Miami-Dade County is facing a federal lawsuit over its immigration policy.

The lawsuit was filed Wednesday in U.S. District Court in Miami on behalf of Garland Creedle, an 18-year-old man who was born in Honduras and came to the United States in 2015.

Creedle was arrested in March after an alleged domestic dispute in which no charges were filed. He posted bond, but Miami-Dade County corrections officers received a detainer request from U.S. Immigration and Customs Enforcement and held him on the assertion that he was “a removable alien,” the lawsuit claims.

The lawsuit seeks to challenge the validity of the county’s immigration policy, based on a Jan. 26 directive from Mayor Carlos Gimenez to “honor all immigration detainer requests.”

Gimenez’s decree came after President Donald Trump threatened to cut off funding for “sanctuary cities.” Gimenez is listed as a defendant in the lawsuit.

Miami-Dade County “has engaged in a practice of detaining all individuals subject to an immigration detainer beyond the time they would otherwise be entitled to release,” the lawsuit alleges. “Mr.

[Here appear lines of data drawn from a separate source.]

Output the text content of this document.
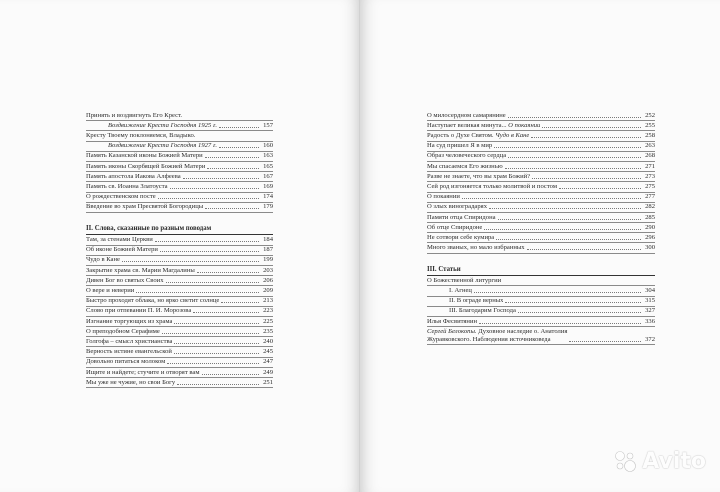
Принять и воздвигнуть Его Крест.
Воздвижение Креста Господня 1925 г.	157
Кресту Твоему поклоняемся, Владыко.
Воздвижение Креста Господня 1927 г.	160
Память Казанской иконы Божией Матери	163
Память иконы Скорбящей Божией Матери	165
Память апостола Иакова Алфеева	167
Память св. Иоанна Златоуста	169
О рождественском посте	174
Введение во храм Пресвятой Богородицы	179
II. Слова, сказанные по разным поводам
Там, за стенами Церкви	184
Об иконе Божией Матери	187
Чудо в Кане	199
Закрытие храма св. Марии Магдалины	203
Дивен Бог во святых Своих	206
О вере и неверии	209
Быстро проходят облака, но ярко светит солнце	213
Слово при отпевании П. И. Морозова	223
Изгнание торгующих из храма	225
О преподобном Серафиме	235
Голгофа – смысл христианства	240
Верность истине евангельской	245
Довольно питаться молоком	247
Ищите и найдете; стучите и отворят вам	249
Мы уже не чужие, но свои Богу	251
О милосердном самарянине	252
Наступает великая минута... О покаянии	255
Радость о Духе Святом. Чудо в Кане	258
На суд пришел Я в мир	263
Образ человеческого сердца	268
Мы спасаемся Его жизнью	271
Разве не знаете, что вы храм Божий?	273
Сей род изгоняется только молитвой и постом	275
О покаянии	277
О злых виноградарях	282
Памяти отца Спиридона	285
Об отце Спиридоне	290
Не сотвори себе кумира	296
Много званых, но мало избранных	300
III. Статьи
О Божественной литургии
I. Агнец	304
II. В ограде верных	315
III. Благодарим Господа	327
Илья Фесвитянин	336
Сергей Белокопы. Духовное наследие о. Анатолия
Журавковского. Наблюдения источниковеда	372
Avito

Creedle’s detention was therefore made under color of law.”

The lawsuit also claims that Creedle’s constitutional rights were violated when he was unlawfully held against his will.

Attorneys representing Creedle are seeking compensatory damages and demanding a jury trial.

“We warned the county about the dangers posed by the premature decision to cave in to the Trump administration’s anti-immigrant threats,” American Civil Liberties Union of Florida attorney Amien Kacou said in a statement. “Miami-Dade County has long prided itself on being a place welcoming to immigrants, and should honor that legacy by joining other cities large and small across the country in refusing to serve as tools of overzealous immigration enforcement policy.”